Give Before You Receive
If you’re a parent, especially of a younger child, the holidays can be difficult. With the influx of marketing, shopping and stuff, stuff, stuff, it’s easy for a kid—or an adult—to forget to be grateful for the things he or she already has.
But you don’t have to have kids—or be one—to realize the importance of giving back to the less fortunate. That’s why we think that the holiday season is the perfect time to hone your sense of gratitude and start down the path of generosity.
Sean Carroll, CEO and President of Ross F. Carroll, Inc. (and cover model for this edition of Contentment Health) says that he and his wife Sunday have always tried hard to share their generous outlook on life with their daughter Shaelyn and son Cade. “Our families instilled the importance of gratitude and giving in us,” says Carroll “We both had a great set of grandparents and parents who showed us the benefits of approaching life that way. Now we’re trying to pass that on to our kids as well.”
Carroll says that some of his approach is to lead by example. He and his wife support a myriad of community charities from the Salvation Army to the Soroptimist Community Christmas Tree. “We just try to share the outlook on life that it truly is greater to give than receive. Every year we make a priority out of showing the rewards of giving rather than getting.”
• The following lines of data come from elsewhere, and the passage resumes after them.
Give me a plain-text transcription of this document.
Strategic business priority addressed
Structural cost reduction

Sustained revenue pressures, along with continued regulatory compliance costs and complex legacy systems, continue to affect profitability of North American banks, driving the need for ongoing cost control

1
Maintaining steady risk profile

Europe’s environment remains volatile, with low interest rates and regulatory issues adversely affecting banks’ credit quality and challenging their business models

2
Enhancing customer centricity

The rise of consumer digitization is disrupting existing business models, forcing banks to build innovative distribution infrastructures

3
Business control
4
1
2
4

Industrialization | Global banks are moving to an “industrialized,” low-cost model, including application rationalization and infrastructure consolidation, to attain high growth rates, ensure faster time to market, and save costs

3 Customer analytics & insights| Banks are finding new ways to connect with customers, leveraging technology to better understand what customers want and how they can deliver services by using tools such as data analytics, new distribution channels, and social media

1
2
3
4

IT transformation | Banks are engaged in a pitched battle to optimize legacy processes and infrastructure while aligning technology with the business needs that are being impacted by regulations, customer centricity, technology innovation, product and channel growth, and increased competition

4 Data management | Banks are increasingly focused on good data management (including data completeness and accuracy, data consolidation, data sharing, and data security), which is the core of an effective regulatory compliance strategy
Kate Trompetter, Marketing and Public Relations Director for Center for Human Services, sees giving back as a lifestyle. “I feel like I’ve been really lucky to have had experiences throughout my life to give and to really know how amazing it feels,” she says. “Giving, regardless of position in life or need, is a critical part of my physical, emotional and social wellbeing. I want that for the young people in my life.”
Trompetter and her husband Dave work to instill these lessons in Dave’s teenage sons Zyan and Seth, and they plan to pass these same lessons on to their seven-month-old daughter Quinn.
“I’m always inspired by something my mother once wrote to me: ‘don’t be afraid to reach out to people who live a different life than you. Sometimes just one bad decision or just plain bad luck could cause ‘us’ to become ‘them.’ The only real distance between us is the distance we impose.’”
Trompetter says there was “never a question that being a grateful, generous and giving person was something we expected of the young people in our lives.”
“Dave and I both look for opportunities to give and we make a point of sharing and celebrating those moments with the kids,” adds Trompetter. “In turn, the kids look forward to sharing and celebrating their acts of generosity with us. We also try to make giving feel better than receiving. Making thoughtful choices to be kind and generous is something we throw a party for in our house, but it’s not a special occasion when we do a park cleanup or take cookies to a neighbor. We've made it part of the fabric of our family. Generosity is part of what defines us and that makes me very proud.”
Whether you’re helping out the less fortunate through the area’s many established charities or simply making an everyday difference in the lives of those you know, this season is the best time to learn—and teach—to appreciate what you have and commit to making a difference.
Whatever you do: thank you and happy holidays.